There are very, very few benched shows left in the world, and while exhibitors might complain about them, there are really no better shows for the average public to attend.  Benched shows are ultimately intended to provide a way for the public to interact with large groups of breeders and exhibitors, all in one place, and most people who enter benched shows do so with the understanding that they will make themselves available to answer questions about their dogs and their breed.

If you live in or near the Chicago area, Luke and Andrea would LOVE to have you come out to meet them, and to cheer for them. As I mentioned, they’re only entered in the ‘benched’ portion of the show, which is Saturday and Sunday. I’ll be posting entry times as the show dates gets closer, but please let me know if you plan to attend, so that they can keep an eye out for you.

Up in Michigan, Sue Simon had been hoping to attend the IKC show with Luke and Leah’s dad, Dexter. Unfortunately, the timing isn’t great right now, so she’ll be entering him in some local Michigan shows, including Cobo Hall – which just happens to be another benched show!

This means another great chance to come out and meet with dogs and their owners, including the Dashingly Devious Dexter. Please give him a head skritch from me, and tell him to try to behave himself for Sue!

French Bulldog in the snow

Leah 'enjoying' the snowy CT weather

Over on the East Coast, Luke’s sister Leah is also getting ready for her show ring debut.
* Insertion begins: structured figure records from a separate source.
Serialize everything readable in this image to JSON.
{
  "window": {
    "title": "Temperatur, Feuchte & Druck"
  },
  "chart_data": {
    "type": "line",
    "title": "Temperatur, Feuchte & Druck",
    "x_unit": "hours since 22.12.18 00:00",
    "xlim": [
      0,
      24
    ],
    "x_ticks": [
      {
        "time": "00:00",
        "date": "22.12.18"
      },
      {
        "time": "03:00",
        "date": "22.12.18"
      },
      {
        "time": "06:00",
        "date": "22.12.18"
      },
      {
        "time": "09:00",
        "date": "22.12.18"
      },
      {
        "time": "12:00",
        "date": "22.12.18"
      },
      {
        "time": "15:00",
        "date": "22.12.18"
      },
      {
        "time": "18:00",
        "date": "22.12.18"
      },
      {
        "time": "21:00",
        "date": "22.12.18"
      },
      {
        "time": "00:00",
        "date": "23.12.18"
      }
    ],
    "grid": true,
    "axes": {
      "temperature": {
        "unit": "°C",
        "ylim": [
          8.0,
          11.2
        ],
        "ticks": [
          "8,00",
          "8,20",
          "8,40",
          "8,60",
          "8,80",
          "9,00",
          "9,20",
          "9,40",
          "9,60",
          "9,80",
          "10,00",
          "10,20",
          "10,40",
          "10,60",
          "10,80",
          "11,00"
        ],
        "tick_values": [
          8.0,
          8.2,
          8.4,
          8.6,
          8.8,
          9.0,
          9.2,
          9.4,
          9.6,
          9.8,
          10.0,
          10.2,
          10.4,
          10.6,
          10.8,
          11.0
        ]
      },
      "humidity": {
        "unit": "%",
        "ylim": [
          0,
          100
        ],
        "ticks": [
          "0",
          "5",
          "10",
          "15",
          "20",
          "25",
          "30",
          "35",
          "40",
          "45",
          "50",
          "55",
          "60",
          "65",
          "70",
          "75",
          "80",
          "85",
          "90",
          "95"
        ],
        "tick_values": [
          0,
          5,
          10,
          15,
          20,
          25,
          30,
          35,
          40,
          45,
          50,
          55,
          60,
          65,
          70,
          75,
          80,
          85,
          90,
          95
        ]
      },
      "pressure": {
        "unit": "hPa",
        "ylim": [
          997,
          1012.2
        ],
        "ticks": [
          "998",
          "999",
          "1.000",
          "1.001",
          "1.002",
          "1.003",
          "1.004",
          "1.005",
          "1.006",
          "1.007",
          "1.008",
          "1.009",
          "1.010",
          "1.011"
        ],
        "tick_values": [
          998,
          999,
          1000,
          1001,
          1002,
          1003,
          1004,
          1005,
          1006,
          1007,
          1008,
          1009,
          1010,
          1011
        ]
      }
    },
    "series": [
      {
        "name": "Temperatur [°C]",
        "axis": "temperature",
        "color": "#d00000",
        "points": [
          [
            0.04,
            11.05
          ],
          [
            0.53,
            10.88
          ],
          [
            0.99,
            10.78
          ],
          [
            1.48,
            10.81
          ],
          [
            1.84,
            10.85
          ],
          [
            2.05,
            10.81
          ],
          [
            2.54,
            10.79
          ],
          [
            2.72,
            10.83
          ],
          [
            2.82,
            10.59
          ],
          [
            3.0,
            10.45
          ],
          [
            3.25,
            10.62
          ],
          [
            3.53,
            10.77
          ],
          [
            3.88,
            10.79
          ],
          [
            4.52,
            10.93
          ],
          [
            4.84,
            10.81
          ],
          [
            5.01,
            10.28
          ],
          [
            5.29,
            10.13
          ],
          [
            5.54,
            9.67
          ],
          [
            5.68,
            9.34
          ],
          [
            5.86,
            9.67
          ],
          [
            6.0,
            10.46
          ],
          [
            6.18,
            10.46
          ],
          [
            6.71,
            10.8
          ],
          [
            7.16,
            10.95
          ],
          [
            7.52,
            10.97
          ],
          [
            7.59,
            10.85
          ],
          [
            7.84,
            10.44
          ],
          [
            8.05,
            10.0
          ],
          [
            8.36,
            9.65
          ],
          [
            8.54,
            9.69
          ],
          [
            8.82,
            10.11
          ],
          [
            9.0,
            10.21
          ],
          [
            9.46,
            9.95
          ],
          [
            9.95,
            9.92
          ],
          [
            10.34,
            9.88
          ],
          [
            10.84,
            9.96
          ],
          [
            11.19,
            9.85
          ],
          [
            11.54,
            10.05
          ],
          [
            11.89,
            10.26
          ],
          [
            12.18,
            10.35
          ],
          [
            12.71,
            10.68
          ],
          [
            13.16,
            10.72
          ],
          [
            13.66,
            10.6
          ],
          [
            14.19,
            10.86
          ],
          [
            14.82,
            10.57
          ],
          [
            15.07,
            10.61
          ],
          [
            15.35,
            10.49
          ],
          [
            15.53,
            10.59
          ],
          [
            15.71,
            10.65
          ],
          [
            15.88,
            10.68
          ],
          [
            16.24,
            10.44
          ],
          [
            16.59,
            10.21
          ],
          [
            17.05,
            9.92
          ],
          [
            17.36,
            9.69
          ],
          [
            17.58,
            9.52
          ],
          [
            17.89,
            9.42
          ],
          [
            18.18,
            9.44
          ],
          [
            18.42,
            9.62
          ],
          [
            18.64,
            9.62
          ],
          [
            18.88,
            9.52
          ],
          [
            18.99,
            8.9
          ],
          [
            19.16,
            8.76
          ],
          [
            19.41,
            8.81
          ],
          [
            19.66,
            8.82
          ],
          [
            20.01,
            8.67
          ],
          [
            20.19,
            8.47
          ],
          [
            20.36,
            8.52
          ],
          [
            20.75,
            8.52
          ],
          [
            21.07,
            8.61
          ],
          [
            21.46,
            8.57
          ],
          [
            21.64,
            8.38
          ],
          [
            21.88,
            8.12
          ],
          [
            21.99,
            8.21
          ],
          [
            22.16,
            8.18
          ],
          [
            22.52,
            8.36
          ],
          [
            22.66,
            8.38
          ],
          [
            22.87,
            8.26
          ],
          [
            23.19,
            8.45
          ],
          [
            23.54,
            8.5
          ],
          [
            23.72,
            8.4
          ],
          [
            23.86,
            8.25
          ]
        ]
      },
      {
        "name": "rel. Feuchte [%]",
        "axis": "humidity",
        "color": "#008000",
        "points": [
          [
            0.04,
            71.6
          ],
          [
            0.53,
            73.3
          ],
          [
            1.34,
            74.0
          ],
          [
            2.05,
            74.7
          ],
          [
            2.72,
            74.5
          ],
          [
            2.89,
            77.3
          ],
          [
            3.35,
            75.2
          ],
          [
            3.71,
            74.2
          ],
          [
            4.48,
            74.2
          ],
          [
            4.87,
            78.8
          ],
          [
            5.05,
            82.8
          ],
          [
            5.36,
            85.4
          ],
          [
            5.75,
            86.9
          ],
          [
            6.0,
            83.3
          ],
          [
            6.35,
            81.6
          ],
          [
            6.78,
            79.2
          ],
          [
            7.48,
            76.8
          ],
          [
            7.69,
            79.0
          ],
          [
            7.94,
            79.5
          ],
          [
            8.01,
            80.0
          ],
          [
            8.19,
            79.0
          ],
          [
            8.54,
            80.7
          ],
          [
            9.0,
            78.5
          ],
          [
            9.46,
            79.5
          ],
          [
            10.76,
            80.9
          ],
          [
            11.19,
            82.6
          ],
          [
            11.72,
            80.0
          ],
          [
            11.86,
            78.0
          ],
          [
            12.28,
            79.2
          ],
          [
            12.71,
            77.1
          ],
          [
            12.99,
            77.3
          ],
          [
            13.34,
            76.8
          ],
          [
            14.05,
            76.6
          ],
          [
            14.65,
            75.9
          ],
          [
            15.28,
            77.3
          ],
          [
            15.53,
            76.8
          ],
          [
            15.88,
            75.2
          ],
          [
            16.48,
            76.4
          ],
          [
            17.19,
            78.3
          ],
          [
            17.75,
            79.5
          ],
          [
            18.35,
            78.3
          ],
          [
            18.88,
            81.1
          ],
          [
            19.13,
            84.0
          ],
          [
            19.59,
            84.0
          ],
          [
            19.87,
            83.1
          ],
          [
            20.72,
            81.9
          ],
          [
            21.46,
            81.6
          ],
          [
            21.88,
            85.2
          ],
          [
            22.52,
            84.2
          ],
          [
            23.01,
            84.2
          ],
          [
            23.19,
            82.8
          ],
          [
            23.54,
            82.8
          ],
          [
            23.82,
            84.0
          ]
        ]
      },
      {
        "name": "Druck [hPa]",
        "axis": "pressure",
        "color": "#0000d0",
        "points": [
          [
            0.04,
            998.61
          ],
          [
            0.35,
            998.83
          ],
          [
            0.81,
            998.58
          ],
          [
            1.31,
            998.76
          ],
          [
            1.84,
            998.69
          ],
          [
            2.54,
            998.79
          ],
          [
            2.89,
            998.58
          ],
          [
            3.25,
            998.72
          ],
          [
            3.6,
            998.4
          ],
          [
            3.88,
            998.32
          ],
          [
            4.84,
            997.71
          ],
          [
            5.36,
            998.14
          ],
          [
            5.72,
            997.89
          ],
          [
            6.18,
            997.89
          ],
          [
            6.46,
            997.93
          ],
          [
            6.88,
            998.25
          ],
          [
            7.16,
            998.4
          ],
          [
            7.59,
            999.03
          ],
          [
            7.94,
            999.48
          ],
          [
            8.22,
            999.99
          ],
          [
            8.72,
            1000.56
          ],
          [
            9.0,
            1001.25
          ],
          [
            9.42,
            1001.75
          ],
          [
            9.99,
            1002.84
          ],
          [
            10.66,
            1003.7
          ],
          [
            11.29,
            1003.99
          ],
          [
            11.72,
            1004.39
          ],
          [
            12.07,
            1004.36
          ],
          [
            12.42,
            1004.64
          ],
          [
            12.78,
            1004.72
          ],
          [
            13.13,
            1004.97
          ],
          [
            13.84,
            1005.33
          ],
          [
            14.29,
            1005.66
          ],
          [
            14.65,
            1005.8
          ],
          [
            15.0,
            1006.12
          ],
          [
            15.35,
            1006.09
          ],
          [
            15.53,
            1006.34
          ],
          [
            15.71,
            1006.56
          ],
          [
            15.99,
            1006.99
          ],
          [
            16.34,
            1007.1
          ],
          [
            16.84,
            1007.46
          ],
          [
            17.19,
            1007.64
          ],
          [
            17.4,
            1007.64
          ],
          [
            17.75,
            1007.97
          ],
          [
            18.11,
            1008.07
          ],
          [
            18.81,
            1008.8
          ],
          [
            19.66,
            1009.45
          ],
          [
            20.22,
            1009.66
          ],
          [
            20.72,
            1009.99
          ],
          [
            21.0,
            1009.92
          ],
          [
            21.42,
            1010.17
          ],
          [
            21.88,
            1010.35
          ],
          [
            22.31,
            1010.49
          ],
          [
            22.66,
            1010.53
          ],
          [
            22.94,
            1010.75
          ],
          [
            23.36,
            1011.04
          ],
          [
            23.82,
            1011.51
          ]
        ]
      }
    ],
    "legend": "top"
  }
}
We’re currently working out details for the Lovely Ms Leah to head up to Canada, where she’ll be ably handled by the ultra talented Kay Reil, who finished Butters for us last year.  I have high hopes that Leah will make it up in time for the CKC’s Charitable dog show event, the Purina National dog show. This year’s show should have a great turn out, as it’s being held at the Interational Center near the Toronto Airport.

Last year, Butters made her debut at the Purina National, and it would be nice to see Leah do the same. We’ll be offering a breed information booth at the Purina National this year, and again – we’d love to see you come out to meet us, and to learn more about Frenchies.

Also on the east coast is Finlee, Delilah’s Dexter daughter. Finlee and her new mom, Amanda, will be making their ring debut some time later this spring, and we look forward to hearing more about their progress. We also need Amanda to send us more photos – Flickr is your friend, people!

Last but hardly least is our own little Dex-ette, Pickle. She’s coming along quite nicely – her body is lovely at this stage, but her head needs to catch up with it. Right now, she looks like she’s got a mature body, with a puppy head. We’re going to give her some time for all of her bits to catch up with each other before we put her in the ring. Some pups just aren’t fully finished until a year or so, and I’m in no rush to get her out there. We’re aiming for early summer, with our fingers crossed. In the meantime, we’re going to do a local obedience class, as I think it will be good for her confidence.

I hope Barb can’t read the blog from Heaven – she used to freak out when she heard I was putting show puppies into obedience class! It’s that lingering, old school belief that “if you teach them to sit, they won’t stand in the ring!”. I think they can learn to do both, and I think it’s good for them to be stimulated and learning something other than just to be pretty faces.

How about you – if you have show prospect puppies, are you making plans for spring? If you’re a pet person, have you ever attended a dog show, or would you ever?